While world leaders gather at the UN Climate Conference (COP30) in Belém, in northern Brazil, the Landless Workers’ Movement (MST) is presenting its own proposals to confront the climate crisis, and the capitalist model it argues is behind it. The People’s Summit, an autonomous event organized by grassroots movements from 62 countries, runs from Wednesday (12) to Sunday (16) alongside the official COP.

In an interview with Radio BdF, MST national leader Ayala Ferreira said the movement sees popular agrarian reform and agroecology as concrete paths toward transformation. “Popular agrarian reform is both a necessity and a solution when we talk about confronting the environmental crisis, the capitalist system, and global warming,” she said.

Ferreira emphasized that rural communities have long developed practices of resistance rooted in land democratization and agricultural methods aligned with the limits of nature. She added that MST will bring to the COP “the voices of our rural comrades” and examples of settlements that have become models in environmental restoration and healthy food production.

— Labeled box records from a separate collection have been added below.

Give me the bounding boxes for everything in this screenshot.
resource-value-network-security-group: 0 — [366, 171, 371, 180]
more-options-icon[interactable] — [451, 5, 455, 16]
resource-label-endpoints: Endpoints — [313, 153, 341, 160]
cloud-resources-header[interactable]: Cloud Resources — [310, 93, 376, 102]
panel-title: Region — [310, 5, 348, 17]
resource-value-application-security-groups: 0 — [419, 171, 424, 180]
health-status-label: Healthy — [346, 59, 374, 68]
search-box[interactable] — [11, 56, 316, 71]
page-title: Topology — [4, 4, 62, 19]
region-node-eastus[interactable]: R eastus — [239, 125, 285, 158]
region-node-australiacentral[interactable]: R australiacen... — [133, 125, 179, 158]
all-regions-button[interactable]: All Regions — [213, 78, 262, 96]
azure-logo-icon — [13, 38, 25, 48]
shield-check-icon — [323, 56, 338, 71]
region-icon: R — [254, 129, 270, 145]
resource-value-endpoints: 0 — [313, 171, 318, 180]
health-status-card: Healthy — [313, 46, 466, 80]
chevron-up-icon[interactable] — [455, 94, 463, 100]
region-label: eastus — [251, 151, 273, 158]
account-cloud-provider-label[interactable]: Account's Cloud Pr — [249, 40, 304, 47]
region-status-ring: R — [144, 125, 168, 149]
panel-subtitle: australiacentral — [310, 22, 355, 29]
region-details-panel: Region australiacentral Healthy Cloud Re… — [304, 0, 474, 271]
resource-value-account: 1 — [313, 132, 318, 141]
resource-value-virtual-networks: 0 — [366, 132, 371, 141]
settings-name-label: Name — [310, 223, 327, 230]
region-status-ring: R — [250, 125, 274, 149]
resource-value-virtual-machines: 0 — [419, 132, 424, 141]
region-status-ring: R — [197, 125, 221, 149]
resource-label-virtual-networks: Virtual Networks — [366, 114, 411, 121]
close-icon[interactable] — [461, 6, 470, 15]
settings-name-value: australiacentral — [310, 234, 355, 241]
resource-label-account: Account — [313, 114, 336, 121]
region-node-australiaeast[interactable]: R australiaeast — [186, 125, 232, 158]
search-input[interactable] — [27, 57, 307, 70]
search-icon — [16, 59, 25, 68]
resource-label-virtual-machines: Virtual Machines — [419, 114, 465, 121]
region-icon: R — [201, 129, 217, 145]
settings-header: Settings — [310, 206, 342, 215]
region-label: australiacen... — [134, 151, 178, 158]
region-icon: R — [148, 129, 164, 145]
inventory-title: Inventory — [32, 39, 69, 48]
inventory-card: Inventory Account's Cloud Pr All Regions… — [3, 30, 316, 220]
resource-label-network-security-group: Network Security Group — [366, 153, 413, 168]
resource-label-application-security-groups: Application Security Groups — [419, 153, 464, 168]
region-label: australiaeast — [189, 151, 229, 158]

The movement’s activities during the week include fairs, seminars, and field visits to agrarian reform settlements, as well as participation in the “barquiata”, a riverboat protest marking the start of popular participation at the COP, and the March for Climate and Solidarity Among Peoples, scheduled for Saturday (15). Around 1,300 MST members are expected to take part.

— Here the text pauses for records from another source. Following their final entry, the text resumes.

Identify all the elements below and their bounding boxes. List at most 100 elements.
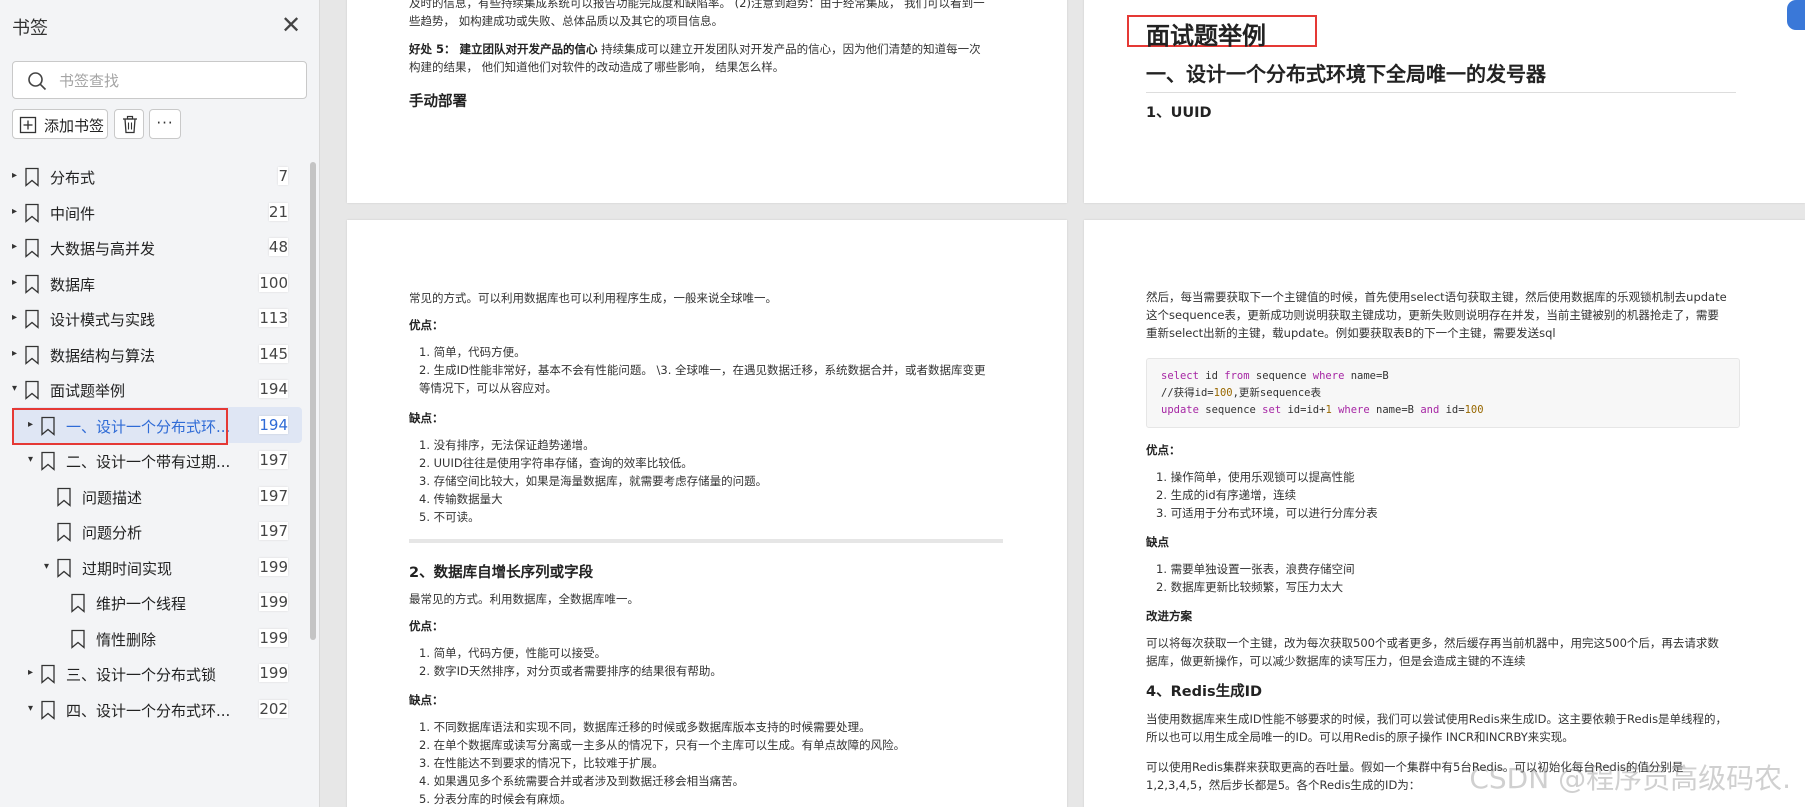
section-heading: 1、UUID — [1146, 105, 1212, 121]
sidebar-scrollbar[interactable] — [310, 162, 316, 640]
paragraph: 可以将每次获取一个主键，改为每次获取500个或者更多，然后缓存再当前机器中，用完… — [1146, 634, 1719, 670]
collapse-caret-icon[interactable]: ▾ — [28, 454, 38, 465]
bookmark-label: 三、设计一个分布式锁 — [66, 666, 217, 684]
benefit-title: 好处 5： 建立团队对开发产品的信心 — [409, 42, 598, 56]
pros-label: 优点： — [1146, 443, 1181, 457]
bookmark-item[interactable]: ▾ 四、设计一个分布式环... 202 — [12, 691, 302, 727]
paragraph: 然后，每当需要获取下一个主键值的时候，首先使用select语句获取主键，然后使用… — [1146, 288, 1727, 342]
paragraph-line: 当使用数据库来生成ID性能不够要求的时候，我们可以尝试使用Redis来生成ID。… — [1146, 712, 1728, 726]
bookmark-item[interactable]: 问题描述 197 — [12, 478, 302, 514]
bookmark-page-number: 21 — [268, 202, 288, 221]
list-item: 5. 分表分库的时候会有麻烦。 — [419, 792, 572, 806]
bookmark-icon — [25, 274, 39, 294]
bookmark-icon — [57, 522, 71, 542]
bookmark-label: 四、设计一个分布式环... — [66, 701, 231, 720]
bookmark-item[interactable]: ▸ 三、设计一个分布式锁 199 — [12, 655, 302, 691]
bookmark-item[interactable]: ▸ 大数据与高并发 48 — [12, 229, 302, 265]
bookmark-page-number: 197 — [259, 486, 288, 505]
bookmark-search-input[interactable] — [59, 68, 299, 94]
bookmark-icon — [71, 593, 85, 613]
list-item: 1. 没有排序，无法保证趋势递增。 — [419, 438, 595, 452]
bookmark-label: 维护一个线程 — [96, 595, 187, 613]
section-heading: 4、Redis生成ID — [1146, 684, 1262, 700]
divider — [1146, 92, 1736, 93]
document-view[interactable]: 及时的信息，有些持续集成系统可以报告功能完成度和缺陷率。 (2)注意到趋势：由于… — [320, 0, 1805, 807]
bookmark-item[interactable]: ▸ 设计模式与实践 113 — [12, 300, 302, 336]
collapse-caret-icon[interactable]: ▾ — [28, 703, 38, 714]
bookmark-page-number: 199 — [259, 628, 288, 647]
bookmark-icon — [25, 167, 39, 187]
pdf-reader-window: 书签 ✕ 添加书签 — [0, 0, 1805, 807]
bookmark-page-number: 202 — [259, 699, 288, 718]
benefit-text: 持续集成可以建立开发团队对开发产品的信心，因为他们清楚的知道每一次 — [597, 42, 981, 56]
sidebar-title: 书签 — [12, 18, 48, 39]
bookmark-label: 过期时间实现 — [82, 559, 173, 578]
more-options-button[interactable]: ··· — [149, 109, 181, 139]
bookmark-item[interactable]: 问题分析 197 — [12, 513, 302, 549]
list-item: 5. 不可读。 — [419, 510, 480, 524]
bookmark-item[interactable]: ▾ 面试题举例 194 — [12, 371, 302, 407]
add-bookmark-button[interactable]: 添加书签 — [12, 109, 108, 139]
bookmark-page-number: 197 — [259, 522, 288, 540]
section-heading: 2、数据库自增长序列或字段 — [409, 565, 594, 581]
paragraph: 最常见的方式。利用数据库，全数据库唯一。 — [409, 592, 639, 606]
bookmark-page-number: 7 — [278, 167, 288, 185]
paragraph: 当使用数据库来生成ID性能不够要求的时候，我们可以尝试使用Redis来生成ID。… — [1146, 710, 1727, 746]
bookmark-label: 问题描述 — [82, 488, 143, 507]
bookmark-label: 数据结构与算法 — [50, 346, 156, 365]
bookmark-icon — [71, 629, 85, 649]
bookmark-item[interactable]: 维护一个线程 199 — [12, 584, 302, 620]
list-item: 3. 可适用于分布式环境，可以进行分库分表 — [1156, 506, 1378, 520]
bookmark-label: 面试题举例 — [50, 382, 126, 400]
bookmark-item[interactable]: 惰性删除 199 — [12, 620, 302, 656]
cons-list: 1. 不同数据库语法和实现不同，数据库迁移的时候或多数据库版本支持的时候需要处理… — [419, 718, 905, 807]
paragraph-line: 据库，做更新操作，可以减少数据库的读写压力，但是会造成主键的不连续 — [1146, 654, 1526, 668]
expand-caret-icon[interactable]: ▸ — [28, 667, 38, 678]
bookmark-item[interactable]: ▸ 数据库 100 — [12, 265, 302, 301]
expand-caret-icon[interactable]: ▸ — [12, 312, 22, 323]
list-item: 3. 存储空间比较大，如果是海量数据库，就需要考虑存储量的问题。 — [419, 474, 768, 488]
list-item: 2. 数据库更新比较频繁，写压力太大 — [1156, 580, 1344, 594]
expand-caret-icon[interactable]: ▸ — [12, 206, 22, 217]
list-item: 1. 需要单独设置一张表，浪费存储空间 — [1156, 562, 1355, 576]
trash-icon — [123, 115, 137, 134]
code-line: select id from sequence where name=B — [1161, 370, 1389, 382]
expand-caret-icon[interactable]: ▸ — [12, 241, 22, 252]
bookmark-label: 分布式 — [50, 169, 96, 187]
list-item: 2. UUID往往是使用字符串存储，查询的效率比较低。 — [419, 456, 693, 470]
expand-caret-icon[interactable]: ▸ — [12, 277, 22, 288]
bookmark-label: 问题分析 — [82, 524, 143, 542]
close-icon[interactable]: ✕ — [276, 12, 306, 40]
bookmark-item[interactable]: ▸ 分布式 7 — [12, 158, 302, 194]
list-item: 1. 操作简单，使用乐观锁可以提高性能 — [1156, 470, 1355, 484]
list-item: 2. 在单个数据库或读写分离或一主多从的情况下，只有一个主库可以生成。有单点故障… — [419, 738, 906, 752]
bookmark-item[interactable]: ▾ 过期时间实现 199 — [12, 549, 302, 585]
bookmark-page-number: 145 — [259, 344, 288, 363]
list-item: 1. 简单，代码方便。 — [419, 345, 526, 359]
paragraph-line: 可以将每次获取一个主键，改为每次获取500个或者更多，然后缓存再当前机器中，用完… — [1146, 636, 1719, 650]
floating-tool-button[interactable] — [1787, 0, 1805, 30]
bookmark-item[interactable]: ▾ 二、设计一个带有过期... 197 — [12, 442, 302, 478]
collapse-caret-icon[interactable]: ▾ — [44, 561, 54, 572]
expand-caret-icon[interactable]: ▸ — [12, 348, 22, 359]
collapse-caret-icon[interactable]: ▾ — [12, 383, 22, 394]
bookmark-search-box[interactable] — [12, 61, 307, 99]
bookmark-label: 中间件 — [50, 204, 96, 223]
highlight-box — [12, 408, 228, 445]
chapter-heading: 一、设计一个分布式环境下全局唯一的发号器 — [1146, 62, 1546, 86]
list-item: 2. 生成ID性能非常好，基本不会有性能问题。 \3. 全球唯一，在遇见数据迁移… — [419, 363, 986, 377]
bookmark-icon — [41, 451, 55, 471]
bookmark-page-number: 199 — [259, 557, 288, 576]
pros-list: 1. 简单，代码方便，性能可以接受。 2. 数字ID天然排序，对分页或者需要排序的… — [419, 644, 722, 680]
bookmark-item[interactable]: ▸ 数据结构与算法 145 — [12, 336, 302, 372]
code-line: update sequence set id=id+1 where name=B… — [1161, 404, 1484, 416]
bookmark-label: 设计模式与实践 — [50, 311, 156, 329]
paragraph-line: 些趋势， 如构建成功或失败、总体品质以及其它的项目信息。 — [409, 14, 724, 28]
bookmark-page-number: 194 — [259, 415, 288, 434]
paragraph: 好处 5： 建立团队对开发产品的信心 持续集成可以建立开发团队对开发产品的信心，… — [409, 40, 981, 58]
bookmark-item[interactable]: ▸ 中间件 21 — [12, 194, 302, 230]
pros-label: 优点： — [409, 619, 444, 633]
expand-caret-icon[interactable]: ▸ — [12, 170, 22, 181]
delete-bookmark-button[interactable] — [114, 109, 144, 139]
add-bookmark-label: 添加书签 — [44, 117, 105, 135]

“We will present our national plan to plant trees, produce healthy food, and strengthen education and rural culture,” Ferreira said. “We want to show that the countryside is a territory of life, not of the destructive logic of capitalism.”

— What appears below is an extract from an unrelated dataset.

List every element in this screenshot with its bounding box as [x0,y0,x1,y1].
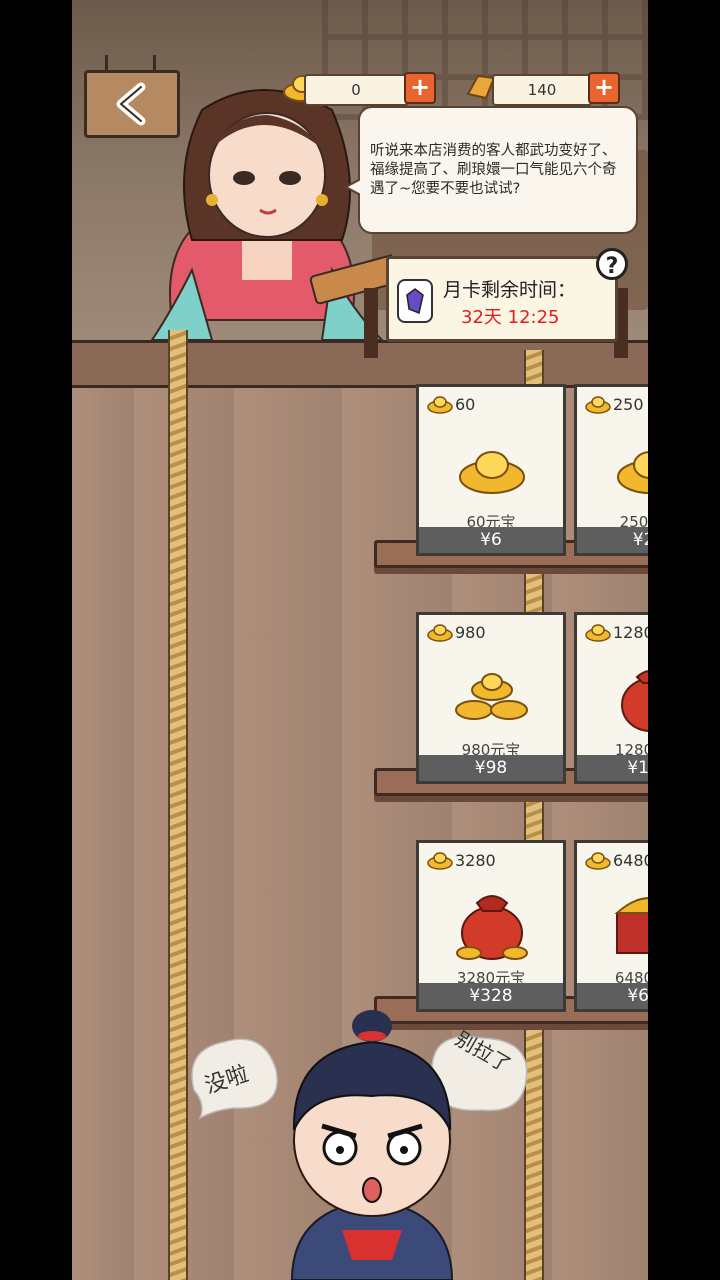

The MST will also set up a ‘resistance front’ at the Federal University of Pará (UFPA), featuring agrarian reform products and debates on food sovereignty. Visitors will be invited to take part in the ‘paths of agroecology’, a series of immersion activities in nearby settlements.

“Belém will become a melting pot of good practices, good experiences, and powerful encounters,” Ferreira said. “We will make history at COP30 with the largest popular participation ever seen at a climate conference.”